In a ruling that could help shape the future of cryptocurrency regulation in the United States, U.S. federal judge Analisa Torres has issued a mixed verdict in the case between the Securities and Exchange Commission (SEC) and the San Francisco-based blockchain company Ripple Labs. The lawsuit, which was closely watched by the crypto industry, centered on whether Ripple’s XRP token constituted an unregistered security offering.
The court ruled that while Ripple’s institutional sale of XRP was indeed an unregistered securities offering, the sale of the token on exchanges did not. The decision — which comes after a three-year legal battle — could set a precedent for future token classification cases and currently has the crypto market responding.
Long ago
The SEC initially filed a lawsuit against Ripple Labs in December 2020 alleging that the company raised $1.4 billion through an unregistered securities offering. The court granted part of the SEC’s motion related to $728 million in institutional sales.
In its ruling, the court stated that “reasonable investors…in the position of institutional buyers would have bought XRP expecting to reap profits from Ripple’s efforts.” However, the court also ruled that “XRP, as a digital token, is not in itself a ‘contract, transaction[,] or scheme’” that embodies the requirements of an investment contract according to the Howey test.

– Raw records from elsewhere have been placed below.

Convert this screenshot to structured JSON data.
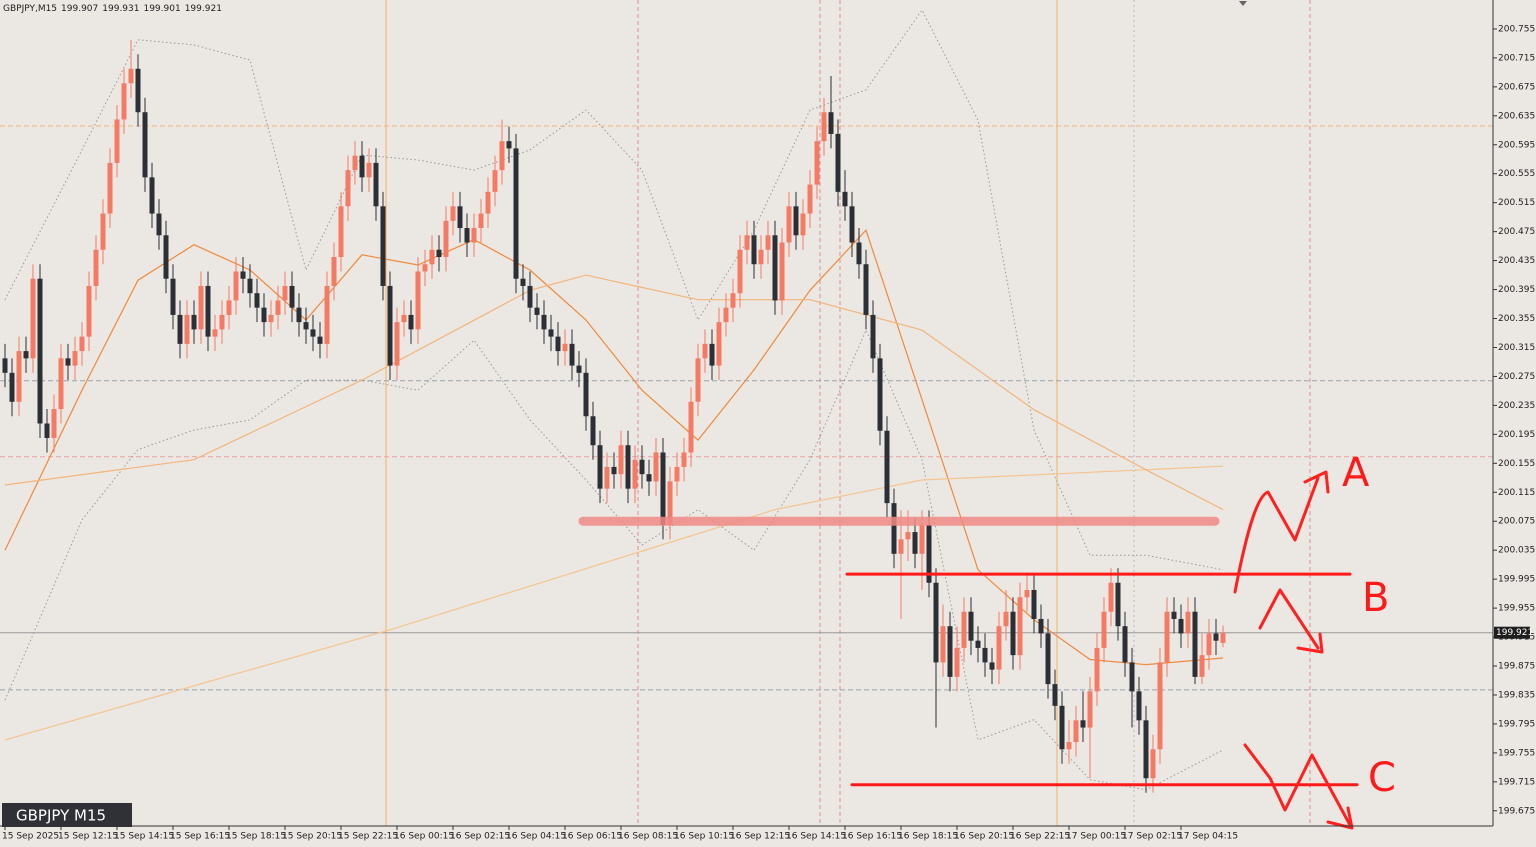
{
  "chart_data": {
    "type": "candlestick",
    "symbol": "GBPJPY,M15",
    "watermark": "GBPJPY M15",
    "bull_color": "#f47a64",
    "bear_color": "#2b2f36",
    "categories": [
      "15 Sep 2025",
      null,
      null,
      null,
      null,
      null,
      null,
      null,
      "15 Sep 12:15",
      null,
      null,
      null,
      null,
      null,
      null,
      null,
      "15 Sep 14:15",
      null,
      null,
      null,
      null,
      null,
      null,
      null,
      "15 Sep 16:15",
      null,
      null,
      null,
      null,
      null,
      null,
      null,
      "15 Sep 18:15",
      null,
      null,
      null,
      null,
      null,
      null,
      null,
      "15 Sep 20:15",
      null,
      null,
      null,
      null,
      null,
      null,
      null,
      "15 Sep 22:15",
      null,
      null,
      null,
      null,
      null,
      null,
      null,
      "16 Sep 00:15",
      null,
      null,
      null,
      null,
      null,
      null,
      null,
      "16 Sep 02:15",
      null,
      null,
      null,
      null,
      null,
      null,
      null,
      "16 Sep 04:15",
      null,
      null,
      null,
      null,
      null,
      null,
      null,
      "16 Sep 06:15",
      null,
      null,
      null,
      null,
      null,
      null,
      null,
      "16 Sep 08:15",
      null,
      null,
      null,
      null,
      null,
      null,
      null,
      "16 Sep 10:15",
      null,
      null,
      null,
      null,
      null,
      null,
      null,
      "16 Sep 12:15",
      null,
      null,
      null,
      null,
      null,
      null,
      null,
      "16 Sep 14:15",
      null,
      null,
      null,
      null,
      null,
      null,
      null,
      "16 Sep 16:15",
      null,
      null,
      null,
      null,
      null,
      null,
      null,
      "16 Sep 18:15",
      null,
      null,
      null,
      null,
      null,
      null,
      null,
      "16 Sep 20:15",
      null,
      null,
      null,
      null,
      null,
      null,
      null,
      "16 Sep 22:15",
      null,
      null,
      null,
      null,
      null,
      null,
      null,
      "17 Sep 00:15",
      null,
      null,
      null,
      null,
      null,
      null,
      null,
      "17 Sep 02:15",
      null,
      null,
      null,
      null,
      null,
      null,
      null,
      "17 Sep 04:15",
      null,
      null,
      null,
      null,
      null,
      null
    ],
    "open": [
      200.3,
      200.28,
      200.24,
      200.31,
      200.3,
      200.41,
      200.21,
      200.19,
      200.23,
      200.3,
      200.29,
      200.31,
      200.33,
      200.4,
      200.45,
      200.5,
      200.57,
      200.63,
      200.68,
      200.7,
      200.64,
      200.55,
      200.5,
      200.47,
      200.41,
      200.36,
      200.32,
      200.36,
      200.34,
      200.4,
      200.33,
      200.34,
      200.36,
      200.38,
      200.42,
      200.41,
      200.39,
      200.37,
      200.35,
      200.36,
      200.38,
      200.4,
      200.37,
      200.35,
      200.34,
      200.33,
      200.32,
      200.4,
      200.44,
      200.51,
      200.56,
      200.58,
      200.55,
      200.57,
      200.51,
      200.4,
      200.29,
      200.35,
      200.36,
      200.34,
      200.42,
      200.43,
      200.45,
      200.44,
      200.49,
      200.51,
      200.48,
      200.46,
      200.48,
      200.5,
      200.53,
      200.56,
      200.6,
      200.59,
      200.41,
      200.4,
      200.37,
      200.36,
      200.34,
      200.33,
      200.31,
      200.32,
      200.29,
      200.28,
      200.22,
      200.18,
      200.12,
      200.15,
      200.14,
      200.18,
      200.12,
      200.16,
      200.14,
      200.13,
      200.17,
      200.07,
      200.13,
      200.15,
      200.17,
      200.24,
      200.3,
      200.32,
      200.29,
      200.35,
      200.37,
      200.39,
      200.45,
      200.47,
      200.43,
      200.45,
      200.47,
      200.38,
      200.46,
      200.51,
      200.47,
      200.5,
      200.54,
      200.6,
      200.64,
      200.61,
      200.53,
      200.51,
      200.46,
      200.43,
      200.36,
      200.3,
      200.2,
      200.1,
      200.03,
      200.05,
      200.06,
      200.03,
      200.07,
      199.99,
      199.88,
      199.93,
      199.86,
      199.9,
      199.95,
      199.91,
      199.9,
      199.88,
      199.87,
      199.93,
      199.95,
      199.89,
      199.97,
      199.98,
      199.94,
      199.92,
      199.85,
      199.82,
      199.76,
      199.77,
      199.8,
      199.79,
      199.84,
      199.9,
      199.95,
      199.99,
      199.93,
      199.88,
      199.84,
      199.8,
      199.72,
      199.76,
      199.88,
      199.95,
      199.94,
      199.92,
      199.95,
      199.86,
      199.89,
      199.92,
      199.907
    ],
    "high": [
      200.32,
      200.3,
      200.33,
      200.33,
      200.43,
      200.43,
      200.23,
      200.25,
      200.32,
      200.32,
      200.33,
      200.35,
      200.42,
      200.47,
      200.52,
      200.59,
      200.65,
      200.7,
      200.74,
      200.72,
      200.66,
      200.57,
      200.52,
      200.49,
      200.43,
      200.38,
      200.38,
      200.38,
      200.42,
      200.42,
      200.36,
      200.38,
      200.4,
      200.44,
      200.44,
      200.43,
      200.41,
      200.39,
      200.38,
      200.4,
      200.42,
      200.42,
      200.39,
      200.37,
      200.36,
      200.35,
      200.42,
      200.46,
      200.53,
      200.58,
      200.6,
      200.6,
      200.59,
      200.59,
      200.53,
      200.42,
      200.37,
      200.38,
      200.38,
      200.44,
      200.45,
      200.47,
      200.47,
      200.51,
      200.53,
      200.53,
      200.5,
      200.5,
      200.52,
      200.55,
      200.58,
      200.63,
      200.62,
      200.61,
      200.43,
      200.42,
      200.39,
      200.38,
      200.36,
      200.35,
      200.34,
      200.34,
      200.31,
      200.3,
      200.24,
      200.2,
      200.17,
      200.17,
      200.2,
      200.2,
      200.18,
      200.18,
      200.16,
      200.19,
      200.19,
      200.15,
      200.17,
      200.19,
      200.26,
      200.32,
      200.34,
      200.34,
      200.37,
      200.39,
      200.41,
      200.47,
      200.49,
      200.49,
      200.47,
      200.49,
      200.49,
      200.48,
      200.53,
      200.53,
      200.52,
      200.56,
      200.62,
      200.66,
      200.69,
      200.63,
      200.56,
      200.53,
      200.48,
      200.45,
      200.38,
      200.32,
      200.22,
      200.12,
      200.09,
      200.09,
      200.08,
      200.09,
      200.09,
      200.01,
      199.96,
      199.95,
      199.93,
      199.97,
      199.97,
      199.93,
      199.92,
      199.9,
      199.95,
      199.98,
      199.97,
      199.99,
      200.0,
      200.0,
      199.96,
      199.94,
      199.87,
      199.84,
      199.8,
      199.82,
      199.84,
      199.86,
      199.92,
      199.97,
      200.01,
      200.01,
      199.95,
      199.9,
      199.86,
      199.82,
      199.78,
      199.9,
      199.97,
      199.97,
      199.96,
      199.97,
      199.97,
      199.92,
      199.94,
      199.94,
      199.931
    ],
    "low": [
      200.26,
      200.22,
      200.22,
      200.28,
      200.28,
      200.19,
      200.17,
      200.17,
      200.21,
      200.27,
      200.27,
      200.29,
      200.31,
      200.38,
      200.43,
      200.48,
      200.55,
      200.61,
      200.66,
      200.62,
      200.53,
      200.48,
      200.45,
      200.39,
      200.34,
      200.3,
      200.3,
      200.32,
      200.32,
      200.31,
      200.31,
      200.32,
      200.34,
      200.36,
      200.39,
      200.37,
      200.35,
      200.33,
      200.33,
      200.34,
      200.36,
      200.35,
      200.33,
      200.32,
      200.31,
      200.3,
      200.3,
      200.38,
      200.42,
      200.49,
      200.54,
      200.53,
      200.53,
      200.49,
      200.38,
      200.27,
      200.27,
      200.33,
      200.32,
      200.32,
      200.4,
      200.41,
      200.42,
      200.42,
      200.47,
      200.46,
      200.44,
      200.44,
      200.46,
      200.48,
      200.51,
      200.54,
      200.57,
      200.39,
      200.38,
      200.35,
      200.34,
      200.32,
      200.31,
      200.29,
      200.29,
      200.27,
      200.26,
      200.2,
      200.16,
      200.1,
      200.1,
      200.12,
      200.12,
      200.1,
      200.1,
      200.12,
      200.11,
      200.11,
      200.05,
      200.05,
      200.11,
      200.13,
      200.15,
      200.22,
      200.28,
      200.27,
      200.27,
      200.33,
      200.35,
      200.37,
      200.43,
      200.41,
      200.41,
      200.43,
      200.36,
      200.36,
      200.44,
      200.45,
      200.45,
      200.48,
      200.52,
      200.58,
      200.59,
      200.51,
      200.49,
      200.44,
      200.41,
      200.34,
      200.28,
      200.18,
      200.08,
      200.01,
      199.94,
      200.02,
      200.01,
      199.98,
      199.97,
      199.79,
      199.86,
      199.84,
      199.84,
      199.88,
      199.89,
      199.88,
      199.86,
      199.85,
      199.85,
      199.91,
      199.87,
      199.87,
      199.95,
      199.92,
      199.9,
      199.83,
      199.8,
      199.74,
      199.74,
      199.75,
      199.77,
      199.72,
      199.82,
      199.88,
      199.93,
      199.91,
      199.86,
      199.79,
      199.78,
      199.7,
      199.7,
      199.74,
      199.86,
      199.92,
      199.9,
      199.9,
      199.85,
      199.85,
      199.87,
      199.89,
      199.901
    ],
    "close": [
      200.28,
      200.24,
      200.31,
      200.3,
      200.41,
      200.21,
      200.19,
      200.23,
      200.3,
      200.29,
      200.31,
      200.33,
      200.4,
      200.45,
      200.5,
      200.57,
      200.63,
      200.68,
      200.7,
      200.64,
      200.55,
      200.5,
      200.47,
      200.41,
      200.36,
      200.32,
      200.36,
      200.34,
      200.4,
      200.33,
      200.34,
      200.36,
      200.38,
      200.42,
      200.41,
      200.39,
      200.37,
      200.35,
      200.36,
      200.38,
      200.4,
      200.37,
      200.35,
      200.34,
      200.33,
      200.32,
      200.4,
      200.44,
      200.51,
      200.56,
      200.58,
      200.55,
      200.57,
      200.51,
      200.4,
      200.29,
      200.35,
      200.36,
      200.34,
      200.42,
      200.43,
      200.45,
      200.44,
      200.49,
      200.51,
      200.48,
      200.46,
      200.48,
      200.5,
      200.53,
      200.56,
      200.6,
      200.59,
      200.41,
      200.4,
      200.37,
      200.36,
      200.34,
      200.33,
      200.31,
      200.32,
      200.29,
      200.28,
      200.22,
      200.18,
      200.12,
      200.15,
      200.14,
      200.18,
      200.12,
      200.16,
      200.14,
      200.13,
      200.17,
      200.07,
      200.13,
      200.15,
      200.17,
      200.24,
      200.3,
      200.32,
      200.29,
      200.35,
      200.37,
      200.39,
      200.45,
      200.47,
      200.43,
      200.45,
      200.47,
      200.38,
      200.46,
      200.51,
      200.47,
      200.5,
      200.54,
      200.6,
      200.64,
      200.61,
      200.53,
      200.51,
      200.46,
      200.43,
      200.36,
      200.3,
      200.2,
      200.1,
      200.03,
      200.05,
      200.06,
      200.03,
      200.07,
      199.99,
      199.88,
      199.93,
      199.86,
      199.9,
      199.95,
      199.91,
      199.9,
      199.88,
      199.87,
      199.93,
      199.95,
      199.89,
      199.97,
      199.98,
      199.94,
      199.92,
      199.85,
      199.82,
      199.76,
      199.77,
      199.8,
      199.79,
      199.84,
      199.9,
      199.95,
      199.99,
      199.93,
      199.88,
      199.84,
      199.8,
      199.72,
      199.76,
      199.88,
      199.95,
      199.94,
      199.92,
      199.95,
      199.86,
      199.89,
      199.92,
      199.91,
      199.921
    ],
    "overlays": [
      {
        "color": "#9a9a9a",
        "style": "dotted",
        "x": [
          0,
          11,
          19,
          27,
          35,
          43,
          51,
          59,
          67,
          75,
          83,
          91,
          99,
          107,
          115,
          123,
          131,
          139,
          147,
          155,
          163,
          174
        ],
        "values": [
          200.381,
          200.588,
          200.74,
          200.733,
          200.712,
          200.422,
          200.581,
          200.574,
          200.56,
          200.588,
          200.643,
          200.56,
          200.353,
          200.477,
          200.643,
          200.671,
          200.781,
          200.629,
          200.201,
          200.028,
          200.028,
          200.008
        ]
      },
      {
        "color": "#9a9a9a",
        "style": "dotted",
        "x": [
          0,
          11,
          19,
          27,
          35,
          43,
          51,
          59,
          67,
          75,
          83,
          91,
          99,
          107,
          115,
          123,
          131,
          139,
          147,
          155,
          163,
          174
        ],
        "values": [
          199.828,
          200.077,
          200.174,
          200.201,
          200.215,
          200.27,
          200.27,
          200.256,
          200.325,
          200.215,
          200.132,
          200.042,
          200.091,
          200.035,
          200.16,
          200.339,
          200.16,
          199.773,
          199.801,
          199.718,
          199.704,
          199.759
        ]
      },
      {
        "color": "#f08a3c",
        "style": "solid",
        "x": [
          0,
          11,
          19,
          27,
          35,
          43,
          51,
          59,
          67,
          75,
          83,
          91,
          99,
          107,
          115,
          123,
          131,
          139,
          147,
          155,
          163,
          174
        ],
        "values": [
          200.035,
          200.256,
          200.408,
          200.457,
          200.422,
          200.353,
          200.443,
          200.429,
          200.464,
          200.422,
          200.353,
          200.256,
          200.187,
          200.284,
          200.394,
          200.477,
          200.243,
          200.008,
          199.939,
          199.884,
          199.877,
          199.886
        ]
      },
      {
        "color": "#f5c48f",
        "style": "solid",
        "x": [
          0,
          55,
          110,
          131,
          174
        ],
        "values": [
          199.773,
          199.925,
          200.091,
          200.132,
          200.151
        ]
      },
      {
        "color": "#f3b57a",
        "style": "solid",
        "x": [
          0,
          27,
          51,
          75,
          83,
          99,
          115,
          131,
          147,
          163,
          174
        ],
        "values": [
          200.125,
          200.16,
          200.27,
          200.394,
          200.415,
          200.381,
          200.381,
          200.339,
          200.229,
          200.146,
          200.091
        ]
      }
    ],
    "levels": [
      {
        "value": 200.621,
        "color": "#f2b77c"
      },
      {
        "value": 200.269,
        "color": "#9aa3b0"
      },
      {
        "value": 200.164,
        "color": "#e8a4a4"
      },
      {
        "value": 199.842,
        "color": "#9aa3b0"
      }
    ],
    "drawings": [
      {
        "value": 200.075,
        "color": "#f08a84"
      },
      {
        "value": 200.002,
        "color": "#ff1a1a"
      },
      {
        "value": 199.711,
        "color": "#ff1a1a"
      }
    ],
    "annotations": {
      "color": "#ff1a1a",
      "texts": [
        "A",
        "B",
        "C"
      ]
    },
    "ylim": [
      199.654,
      200.795
    ],
    "yticks": [
      200.755,
      200.715,
      200.675,
      200.635,
      200.595,
      200.555,
      200.515,
      200.475,
      200.435,
      200.395,
      200.355,
      200.315,
      200.275,
      200.235,
      200.195,
      200.155,
      200.115,
      200.075,
      200.035,
      199.995,
      199.955,
      199.915,
      199.875,
      199.835,
      199.795,
      199.755,
      199.715,
      199.675
    ]
  }
}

“After considering the economic reality of the programmatic sale, the court concludes that the undisputed record does not constitute the third Howey prong,” the legal filing said. “While the institutional buyers reasonably expected Ripple to use the capital it received from its sales to improve the XRP ecosystem and thereby increase the price of XRP […]Programmatic Buyers could not reasonably expect the same.”

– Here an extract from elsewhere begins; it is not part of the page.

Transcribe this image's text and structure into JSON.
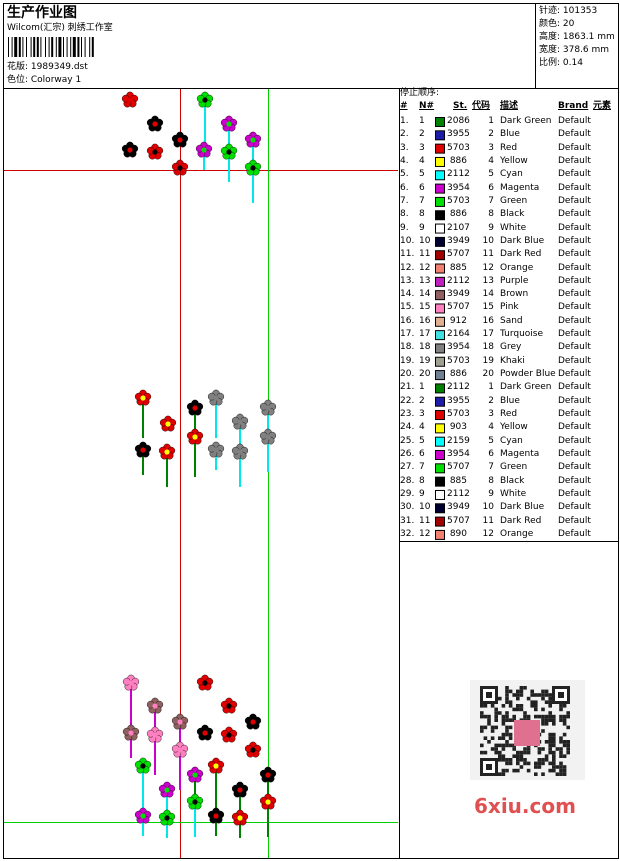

The court decision also addressed Ripple’s “essential ingredient” defense, in which the company argued that a physical contract must exist to be considered an investment contract. The court ruled against this defense, stating that in every instance where Ripple offered or sold XRP as an investment contract, a contract did indeed exist.
The ruling also covered the roles of Ripple co-founder Chris Larsen and CEO Brad Garlinghouse. The judge concluded that “On the basis of the disputed facts on file, […] a reasonable juror could determine that Larsen and Garlinghouse were unaware of or recklessly ignored Ripple’s Section 5 violations.”

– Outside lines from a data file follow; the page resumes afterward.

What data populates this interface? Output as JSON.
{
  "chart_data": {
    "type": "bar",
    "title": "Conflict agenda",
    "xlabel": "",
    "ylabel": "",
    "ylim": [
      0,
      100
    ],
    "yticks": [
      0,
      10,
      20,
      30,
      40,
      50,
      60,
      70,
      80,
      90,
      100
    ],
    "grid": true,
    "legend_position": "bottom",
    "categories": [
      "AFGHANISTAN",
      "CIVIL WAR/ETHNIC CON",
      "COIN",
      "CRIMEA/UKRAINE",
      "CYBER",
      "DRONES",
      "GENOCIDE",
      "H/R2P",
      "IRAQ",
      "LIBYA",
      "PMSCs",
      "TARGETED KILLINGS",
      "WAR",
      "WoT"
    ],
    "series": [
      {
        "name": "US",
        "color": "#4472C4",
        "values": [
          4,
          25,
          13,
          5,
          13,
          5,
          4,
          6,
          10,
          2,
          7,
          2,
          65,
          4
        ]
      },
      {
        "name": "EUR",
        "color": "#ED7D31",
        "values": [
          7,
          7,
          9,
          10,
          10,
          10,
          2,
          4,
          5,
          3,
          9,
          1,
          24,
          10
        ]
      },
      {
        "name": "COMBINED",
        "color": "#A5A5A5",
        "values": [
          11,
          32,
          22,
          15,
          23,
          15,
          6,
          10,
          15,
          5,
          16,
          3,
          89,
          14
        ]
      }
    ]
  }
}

In response to the ruling, Garlinghouse tweeted, “We were on the right side of the law and will be on the right side of history.”
How Hinman’s emails played a role
The case also brought attention to the so-called Hinman documents, internal SEC drafts and emails related to former director William Hinman’s speech from more than four years ago. These documents, which Ripple’s defense team gained access to after they were publicly released, suggested that the regulator may be picking which projects to target.
The ruling comes at a time when the SEC has become increasingly active in its enforcement actions against various cryptocurrency projects. However, the decision in the Ripple case may signal a shift in how the SEC approaches the classification and regulation of digital tokens and how judicial authorities are considering similar cases involving Web3 organizations.
The news has caused the crypto market to bounce back, with the XRP token rising to $0.6993 and ETH rising to $1,988, pushing the tokens up 48.61 percent and 5.21 percent respectively as of this writing. percent increased.